Fractals.
You know, those images drawn from ‘recursive functions or algorithms’. Nowadays nobody understands why it boomed, and quite frankly that’s understandable. It’s that long ago, when the first homecomputer marched into the livingroom, sporting 16 to 256 colours in a low resolution.
I remember the first articles appearing in a popular Dutch science magazine (Kijk). When the first home computer entered our parental house, mid to late Eighties, fractals became part of that experiment too. Creating a fractal could take days.
Eventually we moved to DOS and PCs (which happened to be the next big revolution in computing) and discovered Fractint. (Note that Fractint is never mentioned in the Wikipedia article on Mandelbrot). It could still take hours to generate a good detailed image on an 286 AT (8MHz) PC. At least not days.

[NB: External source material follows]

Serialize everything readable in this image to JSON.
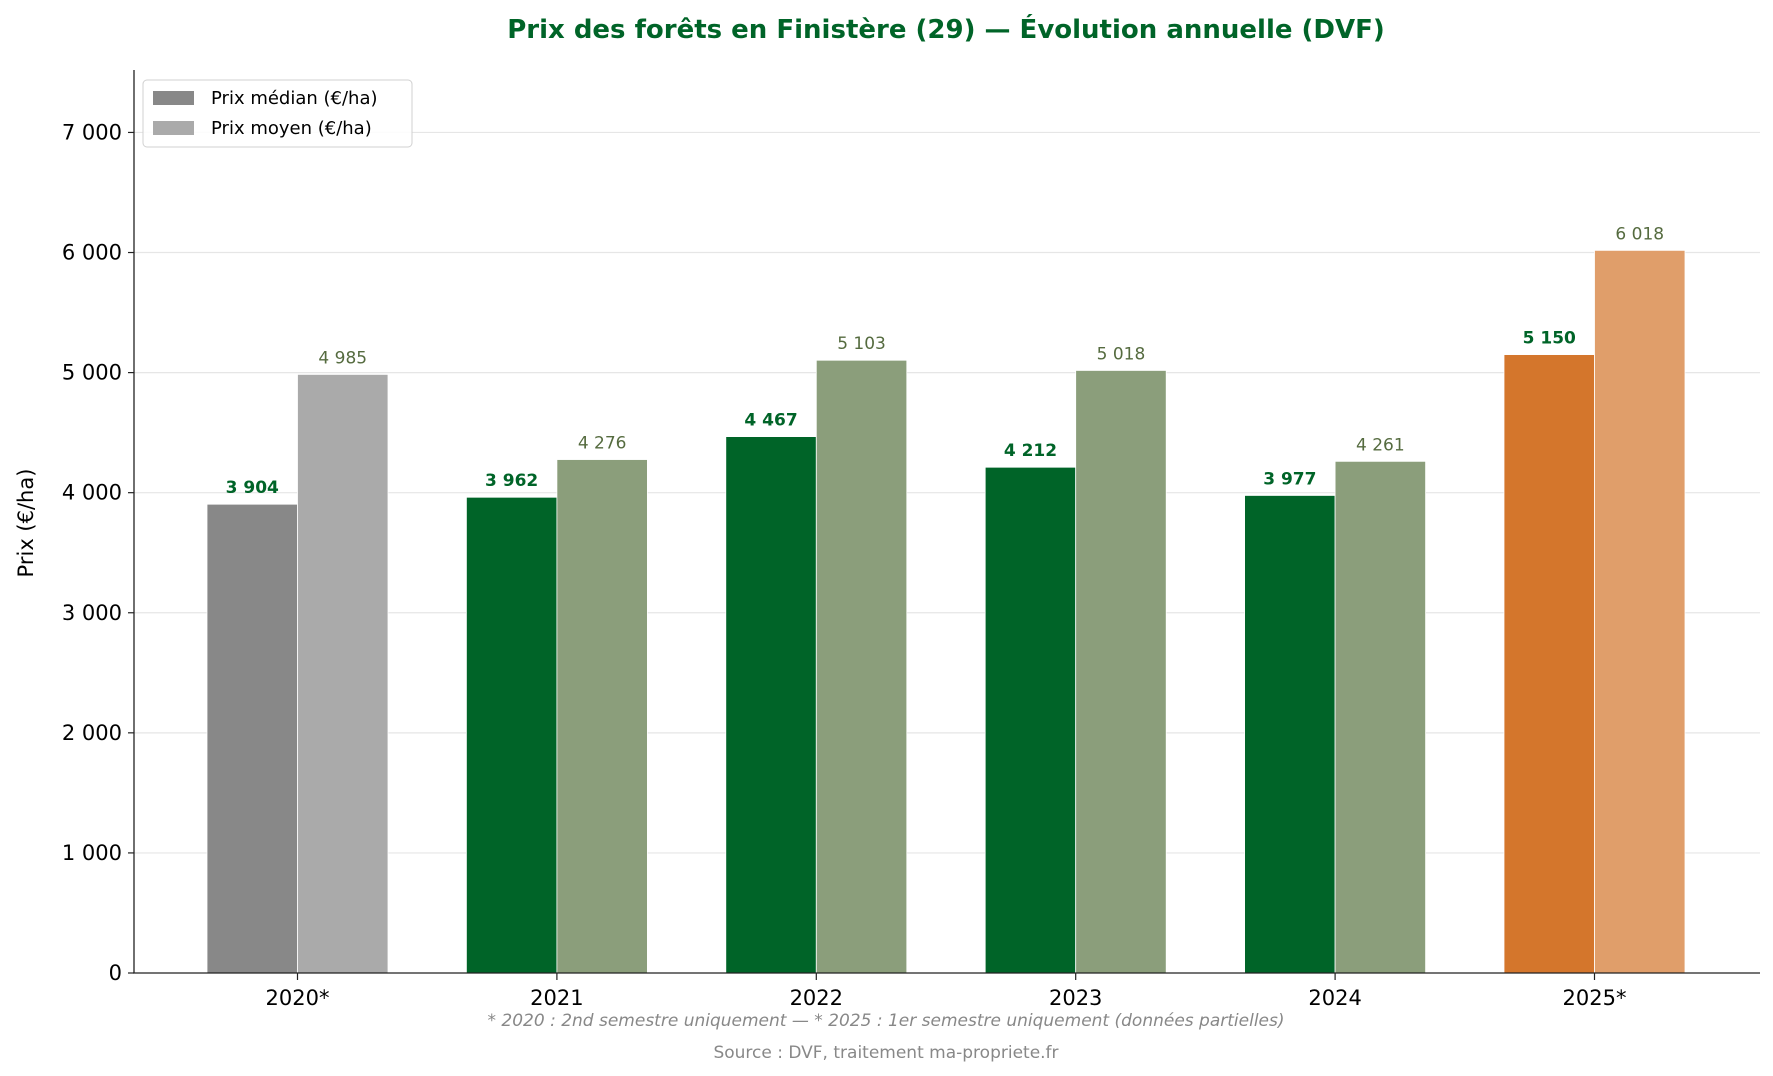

With today’s computing power, even Java applications create fractals faster than the Fractint executable on that poor 286. Not to mention the fractal creator on the 8 bit MSX computer. Take the Windows version of ManP (nowadays slightly based on Fractint): it takes seconds to create a fully coloured Mandelbrot or Julia fractal. That’s on an average 2.4 GHz Pentium 4 class processor and an obnoxious Intel graphics processor.
What’s the relevance of those computer drawn images? Believe it or not: In all those years, the routines have slipped into the software we use today. From compression to games. Sometimes even music.
You need to try ffff, available here:
http://sourceforge.net/projects/ffff/
It should be the single fastest fractal generator on earth.